Capital acquisition is the process of obtaining money for business projects, operational expansion, new opportunities or other purposes. Most companies use some form of external financing for their operations. The two most common methods are debt and equity financing. A few tips for securing external capital is creating a financial strategy, developing financial business relationships, using business credit to the company’s advantage and following a specific allocation schedule for using capital.
A financial strategy is a specific plan for capital acquisition. Few companies operate without looking toward the future. Having a financial strategy in place allows business owners and managers to have an idea of the type of funding needed for specific projects. For example, the strategy will typically include listing the cost of capital for different financing types. While small businesses only have access to the owner’s personal funds or bank loans, large organizations and publicly held companies can issue bonds or stock and seek direct investment in addition to bank loans. Each financing type will usually have a different cost of capital, which is the interest paid on the external funds.
Developing banking and other financial relationships in the business environment can help companies during the capital acquisition process. Having a personal relationship with bankers or lenders can help owners and managers work with individuals during the loan process. A close relationship — used properly — can help companies receive favor if the company is not necessarily in good financial standing. When issuing bonds or stock, a good relationship with a broker can also help, as the brokerage house is responsible for finding buyers and ensuring the company earns the funds needed for its project or opportunity.

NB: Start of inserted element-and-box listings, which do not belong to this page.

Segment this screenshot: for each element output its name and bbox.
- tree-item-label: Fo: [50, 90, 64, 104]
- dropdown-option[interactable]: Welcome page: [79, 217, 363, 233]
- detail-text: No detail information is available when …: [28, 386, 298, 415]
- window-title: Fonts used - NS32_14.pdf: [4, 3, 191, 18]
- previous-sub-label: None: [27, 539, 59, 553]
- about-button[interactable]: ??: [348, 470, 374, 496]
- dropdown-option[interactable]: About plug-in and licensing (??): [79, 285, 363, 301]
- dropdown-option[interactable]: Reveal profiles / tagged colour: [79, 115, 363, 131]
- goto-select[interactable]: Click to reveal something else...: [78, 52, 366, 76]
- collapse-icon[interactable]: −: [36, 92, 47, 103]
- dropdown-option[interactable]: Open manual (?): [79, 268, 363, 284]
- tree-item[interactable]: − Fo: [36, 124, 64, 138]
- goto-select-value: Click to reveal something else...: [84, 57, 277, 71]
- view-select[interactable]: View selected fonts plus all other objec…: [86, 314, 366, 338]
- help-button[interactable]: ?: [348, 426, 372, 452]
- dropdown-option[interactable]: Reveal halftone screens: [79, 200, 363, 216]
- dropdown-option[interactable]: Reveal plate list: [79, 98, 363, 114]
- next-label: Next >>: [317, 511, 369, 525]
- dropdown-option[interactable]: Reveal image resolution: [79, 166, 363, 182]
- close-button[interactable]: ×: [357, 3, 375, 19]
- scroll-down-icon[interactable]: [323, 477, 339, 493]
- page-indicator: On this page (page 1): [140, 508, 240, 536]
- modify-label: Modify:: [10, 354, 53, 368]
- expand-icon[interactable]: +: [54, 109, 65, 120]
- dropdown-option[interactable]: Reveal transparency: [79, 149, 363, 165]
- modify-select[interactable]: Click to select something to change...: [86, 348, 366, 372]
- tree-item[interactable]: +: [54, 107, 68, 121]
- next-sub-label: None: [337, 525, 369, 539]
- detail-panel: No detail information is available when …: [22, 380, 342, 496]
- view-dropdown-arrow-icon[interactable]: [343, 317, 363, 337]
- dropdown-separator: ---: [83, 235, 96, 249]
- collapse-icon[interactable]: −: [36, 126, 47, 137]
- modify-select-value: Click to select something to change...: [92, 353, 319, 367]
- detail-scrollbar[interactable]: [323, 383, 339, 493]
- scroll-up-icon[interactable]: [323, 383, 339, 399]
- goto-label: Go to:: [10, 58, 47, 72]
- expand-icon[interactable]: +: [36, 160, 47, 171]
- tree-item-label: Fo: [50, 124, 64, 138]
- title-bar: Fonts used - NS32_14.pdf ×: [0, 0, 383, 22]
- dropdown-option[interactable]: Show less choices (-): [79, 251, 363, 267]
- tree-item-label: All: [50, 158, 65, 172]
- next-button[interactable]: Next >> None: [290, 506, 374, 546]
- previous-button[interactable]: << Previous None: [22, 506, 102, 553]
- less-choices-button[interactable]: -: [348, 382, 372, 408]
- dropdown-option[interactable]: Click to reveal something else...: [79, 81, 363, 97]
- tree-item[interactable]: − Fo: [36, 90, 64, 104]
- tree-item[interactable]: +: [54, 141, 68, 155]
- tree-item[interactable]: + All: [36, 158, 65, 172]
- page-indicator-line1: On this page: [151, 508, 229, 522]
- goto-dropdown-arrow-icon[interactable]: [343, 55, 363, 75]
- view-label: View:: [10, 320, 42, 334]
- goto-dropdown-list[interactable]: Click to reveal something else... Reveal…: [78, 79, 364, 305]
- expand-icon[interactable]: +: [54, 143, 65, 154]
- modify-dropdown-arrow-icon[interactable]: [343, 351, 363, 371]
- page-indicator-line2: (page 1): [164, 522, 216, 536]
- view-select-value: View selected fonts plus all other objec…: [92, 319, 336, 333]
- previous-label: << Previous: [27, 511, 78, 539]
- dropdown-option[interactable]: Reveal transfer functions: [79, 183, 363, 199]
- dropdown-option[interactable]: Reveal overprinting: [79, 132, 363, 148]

Business credit is often necessary when obtaining a bank loan. Small businesses often use the owner’s personal credit when obtaining funds. Have poor or no credit can hamper the company’s capital acquisition ability, as most banks and lenders have strict requirements when loaning funds. To increase credit worthiness, companies can engage in trade credit relationships and use these accounts for references.
Capital acquisition may also require a company to provide the bank or lender with a withdrawal schedule. This schedule shows how the company plans to use funds acquired and the length of time the company expects to use the capital. External funds can be short, medium, or long term in length, depending on the purpose of the loan. In order to hedge the loan process, banks and lenders may only give funds in draws. Companies must use each draw effectively to grow the company without increasing the risk for banks and lenders.